Geradezu intim wird es da, wo Mora ihr Hetzen durch einen Alltag zwischen Versenkung und Verpflichtung und das Scheitern an Geschichten beschreibt. "Ich trinke Tee, ich esse Schokolade, ich mache jeden Tag anstrengende Turnübungen. Im Grunde warte ich immer noch darauf, wieder romanfit zu werden." Lesereise, Auftragsarbeiten, dann wieder Familie, nie scheint wirklich Zeit für den "Flow" zu sein. Einmal sucht sie auf der Website "Fakenamegenerator" Namen für ihre Charaktere, einmal entsteht aus dem Gespräch mit einer jungen Frau im Flugzeug eine Figur.

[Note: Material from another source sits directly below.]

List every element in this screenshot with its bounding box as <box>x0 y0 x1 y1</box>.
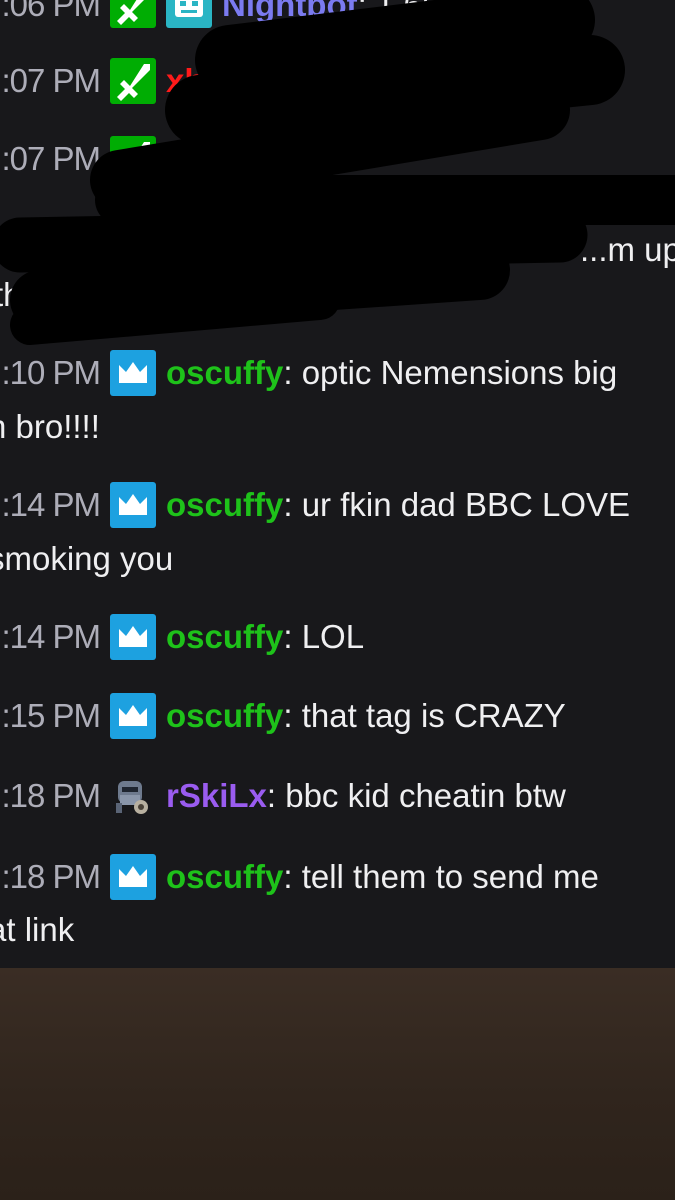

Besonders kraftvoll ist es da, wo sie das Menschliche seziert, die Oberflächlichkeit der Kommunikation auch unter Freunden, "die ja gerade deswegen die Freunde sind, weil eine tiefere Kommunikation möglich wäre, man bewegt sich intellektuell und emotional im gleichen Bereich - aber es passiert einfach zu selten". Oder da, wo sie den Literaturbetrieb kritisch betrachtet und schließlich klagt: Niemand freut sich über Erzählungen. Alle wollen nur den nächsten Roman. Wie Mora aber recherchiert, akribisch, empathisch, mit wenig Rücksicht auf ihre Gesundheit, etwa als sie Zeitzeugen zu den jüdischen Zwangsarbeitern in der heutigen Slowakei befragt, das ist das eigentliche Faszinosum. Alle finden ihre Geschichten so traurig, schreibt sie. "Nur ich nicht. Ich finde, sie sind, wie das Leben nun einmal ist."
In ihrer Schonungslosigkeit mit sich selbst und dem Dasein trägt Mora auch zu ihrer Ikonisierung bei. Nachts, im Regen, am frühen Morgen fährt sie mit dem Rad durch die Stadt, sammelt Bilder vom "Leben auf der Straße", die sie für ihren prekären Helden braucht, stürzt, rappelt sich auf, beobachtet weiter. Man liest, und manchmal schaut man auf und sieht sich um. Und stellt fest, dass man gerade dabei ist, für einen Moment durch ihre Augen zu blicken. So nahe ist sie gekommen.
Terézia Mora: "Fleckenverlauf". Ein Tage- und Arbeitsbuch.
Luchterhand Literaturverlag, München 2021. 288 S., geb., 22,- Euro.